De plus, l'alimentation
ménagère est rarement refusée par les animaux, même difficiles.
Enfin, l'alimentation
ménagère est économique. Pour un coût modéré, il est possible de donner des
aliments de haute qualité à un chien de moins de 10 kg.
les -
Il est parfois difficile de réaliser un équilibre alimentaire correct lors
d'alimentation ménagère : le chien peut trier dans sa gamelle les aliments les
plus attirants (par exemple " je mange la viande et je laisse les légumes " !).
La quantité de vitamines
et de minéraux de la ration ménagère n'est pas parfaitement connue.
Les animaux nourris "
maison " mangent généralement plus de " friandises" (souvent sucrées) en dehors
des repas. Ces suppléments sont inutiles pour l'équilibre de la ration ou même
dangereux (le chocolat est toxique pour le foie par exemple).
comment, combien ?
Une ration " maison " pour un animal adulte doit être impérativement composée
comme suit :
- 1/3 viande (bœuf, poulet …)
- 1/3 féculents (riz ou pâtes - pas de pommes de terre)
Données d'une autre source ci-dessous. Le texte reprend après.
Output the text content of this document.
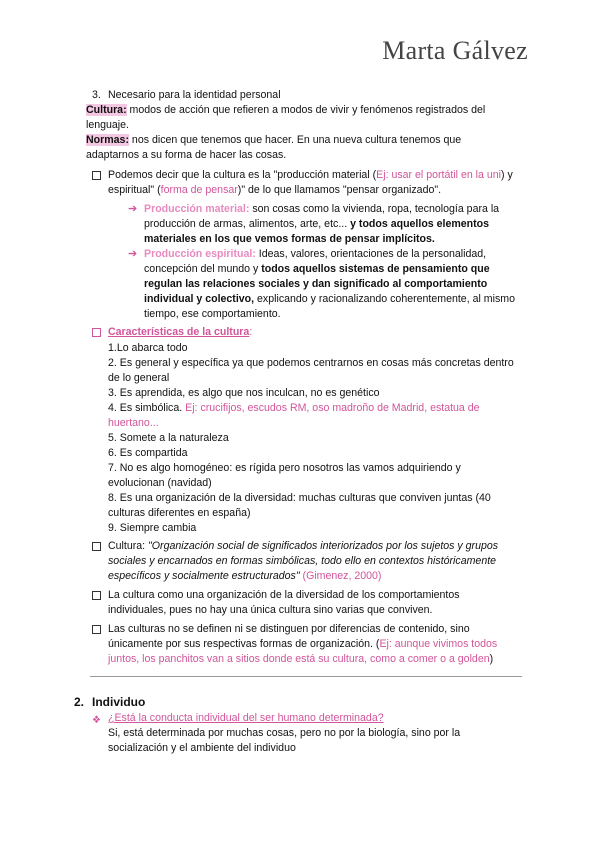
Marta Gálvez
3. Necesario para la identidad personal
Cultura: modos de acción que refieren a modos de vivir y fenómenos registrados del lenguaje.
Normas: nos dicen que tenemos que hacer. En una nueva cultura tenemos que adaptarnos a su forma de hacer las cosas.
Podemos decir que la cultura es la "producción material (Ej: usar el portátil en la uni) y espiritual" (forma de pensar)" de lo que llamamos "pensar organizado".
➔ Producción material: son cosas como la vivienda, ropa, tecnología para la producción de armas, alimentos, arte, etc... y todos aquellos elementos materiales en los que vemos formas de pensar implícitos.
➔ Producción espiritual: Ideas, valores, orientaciones de la personalidad, concepción del mundo y todos aquellos sistemas de pensamiento que regulan las relaciones sociales y dan significado al comportamiento individual y colectivo, explicando y racionalizando coherentemente, al mismo tiempo, ese comportamiento.
Características de la cultura:
1.Lo abarca todo
2. Es general y específica ya que podemos centrarnos en cosas más concretas dentro de lo general
3. Es aprendida, es algo que nos inculcan, no es genético
4. Es simbólica. Ej: crucifijos, escudos RM, oso madroño de Madrid, estatua de huertano...
5. Somete a la naturaleza
6. Es compartida
7. No es algo homogéneo: es rígida pero nosotros las vamos adquiriendo y evolucionan (navidad)
8. Es una organización de la diversidad: muchas culturas que conviven juntas (40 culturas diferentes en españa)
9. Siempre cambia
Cultura: "Organización social de significados interiorizados por los sujetos y grupos sociales y encarnados en formas simbólicas, todo ello en contextos históricamente específicos y socialmente estructurados" (Gimenez, 2000)
La cultura como una organización de la diversidad de los comportamientos individuales, pues no hay una única cultura sino varias que conviven.
Las culturas no se definen ni se distinguen por diferencias de contenido, sino únicamente por sus respectivas formas de organización. (Ej: aunque vivimos todos juntos, los panchitos van a sitios donde está su cultura, como a comer o a golden)
2. Individuo
❖ ¿Está la conducta individual del ser humano determinada?
Si, está determinada por muchas cosas, pero no por la biología, sino por la socialización y el ambiente del individuo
- 1/3 légumes (haricots, carottes …)
Donner régulièrement du
fromage (croûtes de gruyère par exemple) pour le calcium.
Il est important de bien
mélanger (voire de mixer) afin que l'animal ne puisse pas trier et que
l'équilibre alimentaire soit respecté.
La quantité journalière
totale (pour un chien peu actif) doit être d'environ 250 g pour un chien de 5
kg, et de 400 g pour un chien de 10 kg.